In the nation's capitol, the industry is funding robo-calls to residents of low-income neighborhoods claiming a 5 cent fee on paper and plastic bags will hurt them disproportionately, prompting a backlash from city council members who say poor constituents care deeply about their trashed neighborhoods. In Seattle, after blocking a city council ordinance, the industry is now spending lavishly against a ballot measure to place a 20 cent fee on paper and plastic bags.
Here in California the ACC has thrown everything it can against city fee and ban efforts, knowing that California is a trend-setter on environmental policy. When the industry sued to stop Oakland's bag ordinance, the courts ruled that the city needed a study to prove that banning plastic bags wouldn't negatively impact the environment -- now cash-strapped Oakland is searching for the $100,000 to pay for such a study.
Santa Monica and Manhattan Beach were set to pass ordinances banning single-use plastic bags from all retail establishments, but postponed taking action after receiving a lawsuit threat from the ACC front group named (no joke!) "Save the Plastic Bag."
The next big battle will be in San Jose, the region's largest city and the third-largest in California. Save the Bay is working with San Jose on bold legislation to require a 25 cent fee on all single use bags distributed by all retailers. Paper bags would also be subject to the fee because they require an enormous amount of energy and millions of trees to produce. The answer to "paper or plastic?" is "neither -- here's my reusable bag!"
I have a closet full of reusable cloth shopping bags that I usually remember to take with me -- the fee will help reinforce good habits and help everyone kick the bag habit. In the first year that Ireland instituted such a fee, plastic bag litter dropped by 93 percent and plastic bag use decreased by approximately 90 percent, and these dramatically lower levels of plastic bag use and litter are being sustained.

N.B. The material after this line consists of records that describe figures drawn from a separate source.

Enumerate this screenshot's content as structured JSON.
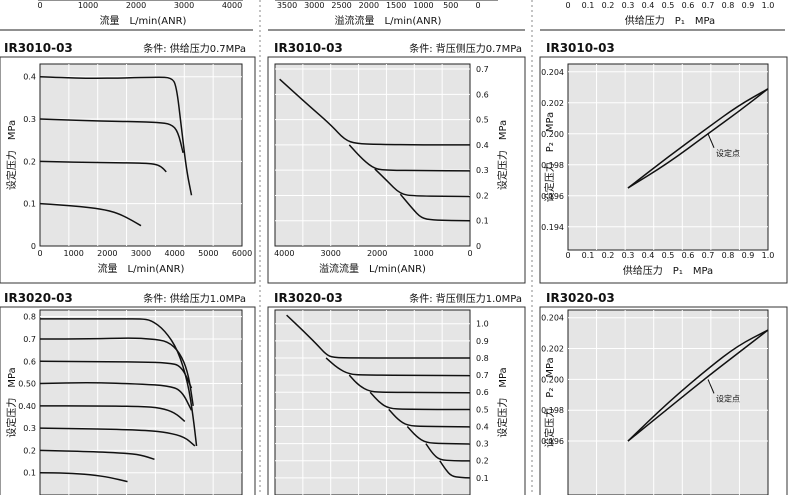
{
  "colors": {
    "plot_bg": "#e5e5e5",
    "grid": "#ffffff",
    "ink": "#111111"
  },
  "top_strip": {
    "left": {
      "ticks": [
        "0",
        "1000",
        "2000",
        "3000",
        "4000"
      ],
      "xlabel": "流量　L/min(ANR)"
    },
    "middle": {
      "ticks": [
        "3500",
        "3000",
        "2500",
        "2000",
        "1500",
        "1000",
        "500",
        "0"
      ],
      "xlabel": "溢流流量　L/min(ANR)"
    },
    "right": {
      "ticks": [
        "0",
        "0.1",
        "0.2",
        "0.3",
        "0.4",
        "0.5",
        "0.6",
        "0.7",
        "0.8",
        "0.9",
        "1.0"
      ],
      "xlabel": "供给压力　P₁　MPa"
    }
  },
  "chart_data": [
    {
      "id": "flow-0.7",
      "type": "line",
      "model": "IR3010-03",
      "condition": "条件: 供给压力0.7MPa",
      "xlabel": "流量　L/min(ANR)",
      "ylabel": "设定压力　MPa",
      "xlim": [
        0,
        6000
      ],
      "ylim": [
        0,
        0.43
      ],
      "xticks": [
        0,
        1000,
        2000,
        3000,
        4000,
        5000,
        6000
      ],
      "yticks": [
        0,
        0.1,
        0.2,
        0.3,
        0.4
      ],
      "ytick_labels": [
        "0",
        "0.1",
        "0.2",
        "0.3",
        "0.4"
      ],
      "series": [
        {
          "points": [
            [
              0,
              0.4
            ],
            [
              600,
              0.398
            ],
            [
              1500,
              0.396
            ],
            [
              2500,
              0.397
            ],
            [
              3500,
              0.399
            ],
            [
              3900,
              0.398
            ],
            [
              4050,
              0.38
            ],
            [
              4200,
              0.28
            ],
            [
              4350,
              0.18
            ],
            [
              4500,
              0.12
            ]
          ]
        },
        {
          "points": [
            [
              0,
              0.3
            ],
            [
              800,
              0.298
            ],
            [
              1800,
              0.295
            ],
            [
              2800,
              0.294
            ],
            [
              3500,
              0.292
            ],
            [
              3900,
              0.288
            ],
            [
              4100,
              0.27
            ],
            [
              4250,
              0.22
            ]
          ]
        },
        {
          "points": [
            [
              0,
              0.2
            ],
            [
              1000,
              0.198
            ],
            [
              2000,
              0.197
            ],
            [
              3000,
              0.196
            ],
            [
              3400,
              0.194
            ],
            [
              3600,
              0.188
            ],
            [
              3750,
              0.175
            ]
          ]
        },
        {
          "points": [
            [
              0,
              0.1
            ],
            [
              600,
              0.097
            ],
            [
              1200,
              0.093
            ],
            [
              1800,
              0.088
            ],
            [
              2300,
              0.078
            ],
            [
              2700,
              0.062
            ],
            [
              3000,
              0.048
            ]
          ]
        }
      ]
    },
    {
      "id": "relief-0.7",
      "type": "line",
      "model": "IR3010-03",
      "condition": "条件: 背压侧压力0.7MPa",
      "xlabel": "溢流流量　L/min(ANR)",
      "ylabel": "设定压力　MPa",
      "xlim": [
        4200,
        0
      ],
      "ylim": [
        0,
        0.72
      ],
      "xticks": [
        4000,
        3000,
        2000,
        1000,
        0
      ],
      "yticks": [
        0,
        0.1,
        0.2,
        0.3,
        0.4,
        0.5,
        0.6,
        0.7
      ],
      "ytick_labels": [
        "0",
        "0.1",
        "0.2",
        "0.3",
        "0.4",
        "0.5",
        "0.6",
        "0.7"
      ],
      "series": [
        {
          "points": [
            [
              4100,
              0.66
            ],
            [
              3500,
              0.56
            ],
            [
              3000,
              0.48
            ],
            [
              2700,
              0.42
            ],
            [
              2450,
              0.405
            ],
            [
              2000,
              0.402
            ],
            [
              1000,
              0.4
            ],
            [
              0,
              0.4
            ]
          ]
        },
        {
          "points": [
            [
              2600,
              0.4
            ],
            [
              2300,
              0.34
            ],
            [
              2050,
              0.305
            ],
            [
              1800,
              0.3
            ],
            [
              1000,
              0.298
            ],
            [
              0,
              0.297
            ]
          ]
        },
        {
          "points": [
            [
              2050,
              0.305
            ],
            [
              1800,
              0.26
            ],
            [
              1500,
              0.205
            ],
            [
              1200,
              0.198
            ],
            [
              500,
              0.197
            ],
            [
              0,
              0.196
            ]
          ]
        },
        {
          "points": [
            [
              1500,
              0.205
            ],
            [
              1250,
              0.15
            ],
            [
              1050,
              0.11
            ],
            [
              800,
              0.103
            ],
            [
              400,
              0.101
            ],
            [
              0,
              0.1
            ]
          ]
        }
      ]
    },
    {
      "id": "pressure-0.7",
      "type": "line",
      "model": "IR3010-03",
      "xlabel": "供给压力　P₁　MPa",
      "ylabel": "设定压力　P₂　MPa",
      "xlim": [
        0,
        1.0
      ],
      "ylim": [
        0.1925,
        0.2045
      ],
      "xticks": [
        0,
        0.1,
        0.2,
        0.3,
        0.4,
        0.5,
        0.6,
        0.7,
        0.8,
        0.9,
        1.0
      ],
      "xtick_labels": [
        "0",
        "0.1",
        "0.2",
        "0.3",
        "0.4",
        "0.5",
        "0.6",
        "0.7",
        "0.8",
        "0.9",
        "1.0"
      ],
      "yticks": [
        0.194,
        0.196,
        0.198,
        0.2,
        0.202,
        0.204
      ],
      "ytick_labels": [
        "0.194",
        "0.196",
        "0.198",
        "0.200",
        "0.202",
        "0.204"
      ],
      "annotation": {
        "text": "设定点",
        "x": 0.7,
        "y": 0.2
      },
      "series": [
        {
          "points": [
            [
              0.3,
              0.1965
            ],
            [
              0.5,
              0.1985
            ],
            [
              0.7,
              0.2004
            ],
            [
              0.85,
              0.2018
            ],
            [
              1.0,
              0.2029
            ]
          ]
        },
        {
          "points": [
            [
              1.0,
              0.2029
            ],
            [
              0.85,
              0.2014
            ],
            [
              0.7,
              0.2
            ],
            [
              0.5,
              0.1981
            ],
            [
              0.3,
              0.1965
            ]
          ]
        }
      ]
    },
    {
      "id": "flow-1.0",
      "type": "line",
      "model": "IR3020-03",
      "condition": "条件: 供给压力1.0MPa",
      "ylabel": "设定压力　MPa",
      "xlim": [
        0,
        6000
      ],
      "ylim": [
        0,
        0.83
      ],
      "yticks": [
        0.1,
        0.2,
        0.3,
        0.4,
        0.5,
        0.6,
        0.7,
        0.8
      ],
      "ytick_labels": [
        "0.1",
        "0.2",
        "0.3",
        "0.40",
        "0.50",
        "0.6",
        "0.7",
        "0.8"
      ],
      "series": [
        {
          "points": [
            [
              0,
              0.79
            ],
            [
              1500,
              0.79
            ],
            [
              2500,
              0.79
            ],
            [
              3000,
              0.79
            ],
            [
              3300,
              0.785
            ],
            [
              3700,
              0.74
            ],
            [
              4100,
              0.65
            ],
            [
              4400,
              0.5
            ],
            [
              4550,
              0.35
            ],
            [
              4650,
              0.22
            ]
          ]
        },
        {
          "points": [
            [
              0,
              0.7
            ],
            [
              1500,
              0.7
            ],
            [
              2700,
              0.705
            ],
            [
              3300,
              0.7
            ],
            [
              3800,
              0.69
            ],
            [
              4150,
              0.64
            ],
            [
              4400,
              0.55
            ],
            [
              4550,
              0.4
            ]
          ]
        },
        {
          "points": [
            [
              0,
              0.6
            ],
            [
              2000,
              0.598
            ],
            [
              3000,
              0.597
            ],
            [
              3800,
              0.593
            ],
            [
              4200,
              0.58
            ],
            [
              4500,
              0.48
            ]
          ]
        },
        {
          "points": [
            [
              0,
              0.5
            ],
            [
              1500,
              0.505
            ],
            [
              3000,
              0.498
            ],
            [
              3800,
              0.49
            ],
            [
              4200,
              0.47
            ],
            [
              4500,
              0.38
            ]
          ]
        },
        {
          "points": [
            [
              0,
              0.4
            ],
            [
              1500,
              0.4
            ],
            [
              3000,
              0.398
            ],
            [
              3600,
              0.39
            ],
            [
              4000,
              0.37
            ],
            [
              4300,
              0.33
            ]
          ]
        },
        {
          "points": [
            [
              0,
              0.3
            ],
            [
              2000,
              0.296
            ],
            [
              3200,
              0.29
            ],
            [
              3800,
              0.28
            ],
            [
              4300,
              0.26
            ],
            [
              4600,
              0.22
            ]
          ]
        },
        {
          "points": [
            [
              0,
              0.2
            ],
            [
              1500,
              0.195
            ],
            [
              2500,
              0.188
            ],
            [
              3000,
              0.18
            ],
            [
              3400,
              0.16
            ]
          ]
        },
        {
          "points": [
            [
              0,
              0.1
            ],
            [
              800,
              0.098
            ],
            [
              1500,
              0.092
            ],
            [
              2100,
              0.078
            ],
            [
              2600,
              0.06
            ]
          ]
        }
      ]
    },
    {
      "id": "relief-1.0",
      "type": "line",
      "model": "IR3020-03",
      "condition": "条件: 背压侧压力1.0MPa",
      "ylabel": "设定压力　MPa",
      "xlim": [
        4200,
        0
      ],
      "ylim": [
        0,
        1.08
      ],
      "yticks": [
        0.1,
        0.2,
        0.3,
        0.4,
        0.5,
        0.6,
        0.7,
        0.8,
        0.9,
        1.0
      ],
      "ytick_labels": [
        "0.1",
        "0.2",
        "0.3",
        "0.4",
        "0.5",
        "0.6",
        "0.7",
        "0.8",
        "0.9",
        "1.0"
      ],
      "series": [
        {
          "points": [
            [
              3950,
              1.05
            ],
            [
              3600,
              0.96
            ],
            [
              3300,
              0.88
            ],
            [
              3100,
              0.82
            ],
            [
              2950,
              0.802
            ],
            [
              2500,
              0.8
            ],
            [
              1500,
              0.8
            ],
            [
              0,
              0.8
            ]
          ]
        },
        {
          "points": [
            [
              3100,
              0.8
            ],
            [
              2850,
              0.74
            ],
            [
              2600,
              0.705
            ],
            [
              2300,
              0.7
            ],
            [
              1000,
              0.698
            ],
            [
              0,
              0.697
            ]
          ]
        },
        {
          "points": [
            [
              2600,
              0.7
            ],
            [
              2400,
              0.64
            ],
            [
              2150,
              0.602
            ],
            [
              1800,
              0.6
            ],
            [
              1000,
              0.598
            ],
            [
              0,
              0.597
            ]
          ]
        },
        {
          "points": [
            [
              2150,
              0.6
            ],
            [
              1950,
              0.54
            ],
            [
              1750,
              0.505
            ],
            [
              1400,
              0.5
            ],
            [
              0,
              0.499
            ]
          ]
        },
        {
          "points": [
            [
              1750,
              0.5
            ],
            [
              1550,
              0.44
            ],
            [
              1350,
              0.405
            ],
            [
              1000,
              0.4
            ],
            [
              0,
              0.398
            ]
          ]
        },
        {
          "points": [
            [
              1350,
              0.4
            ],
            [
              1150,
              0.34
            ],
            [
              950,
              0.305
            ],
            [
              600,
              0.3
            ],
            [
              0,
              0.298
            ]
          ]
        },
        {
          "points": [
            [
              950,
              0.3
            ],
            [
              800,
              0.24
            ],
            [
              650,
              0.205
            ],
            [
              350,
              0.2
            ],
            [
              0,
              0.199
            ]
          ]
        },
        {
          "points": [
            [
              650,
              0.2
            ],
            [
              530,
              0.15
            ],
            [
              400,
              0.11
            ],
            [
              200,
              0.102
            ],
            [
              0,
              0.1
            ]
          ]
        }
      ]
    },
    {
      "id": "pressure-1.0",
      "type": "line",
      "model": "IR3020-03",
      "ylabel": "设定压力　P₂　MPa",
      "xlim": [
        0,
        1.0
      ],
      "ylim": [
        0.1925,
        0.2045
      ],
      "yticks": [
        0.196,
        0.198,
        0.2,
        0.202,
        0.204
      ],
      "ytick_labels": [
        "0.196",
        "0.198",
        "0.200",
        "0.202",
        "0.204"
      ],
      "annotation": {
        "text": "设定点",
        "x": 0.7,
        "y": 0.2
      },
      "series": [
        {
          "points": [
            [
              0.3,
              0.196
            ],
            [
              0.5,
              0.1985
            ],
            [
              0.7,
              0.2007
            ],
            [
              0.85,
              0.2022
            ],
            [
              1.0,
              0.2032
            ]
          ]
        },
        {
          "points": [
            [
              1.0,
              0.2032
            ],
            [
              0.85,
              0.2017
            ],
            [
              0.7,
              0.2002
            ],
            [
              0.5,
              0.1981
            ],
            [
              0.3,
              0.196
            ]
          ]
        }
      ]
    }
  ]
}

California is upping the ante with a statewide approach to relieve cities from the cost and effort of taking on the plastics industry one by one. California Assembly Bill 68, which would require a 25 cent fee on plastic and paper bags, is bidding for support from Governor Arnold Schwarzenegger, who has made ridding our bays and oceans of trash a signature issue.
Will requiring fees on plastic bags be a hardship during this tough economy? Actually, we all are paying for plastic bags already through local taxes to combat litter and clean up trash-clogged waterways, and through hidden bag costs added to food and retail prices. But it costs nothing to B.Y.O.B. (bring your own bag) and in fact, many stores like Safeway and Whole Foods give credit to customers who do.
The more people learn about this issue, the more allies the industry loses. Local recyclers hate the bags jamming their sorting machines, and even some supermarket chains are remaining neutral rather than alienate the residents and leaders of their communities who are working to improve the local quality of life.
A healthy San Francisco Bay is essential to our quality of life and economy around here, and it's one of the nation's most beloved and iconic natural resources. Reducing plastic bag use would make a huge difference for the Bay, which is home to 500 species of wildlife, millions of migrating birds, and a critical nursery for salmon and other fish.
For nearly 50 years Save the Bay has been fighting pollution and development to protect the Bay. Now we're fighting to overcome the plastic industry's desperate tactics and win the battle of the Bay vs. the Bag.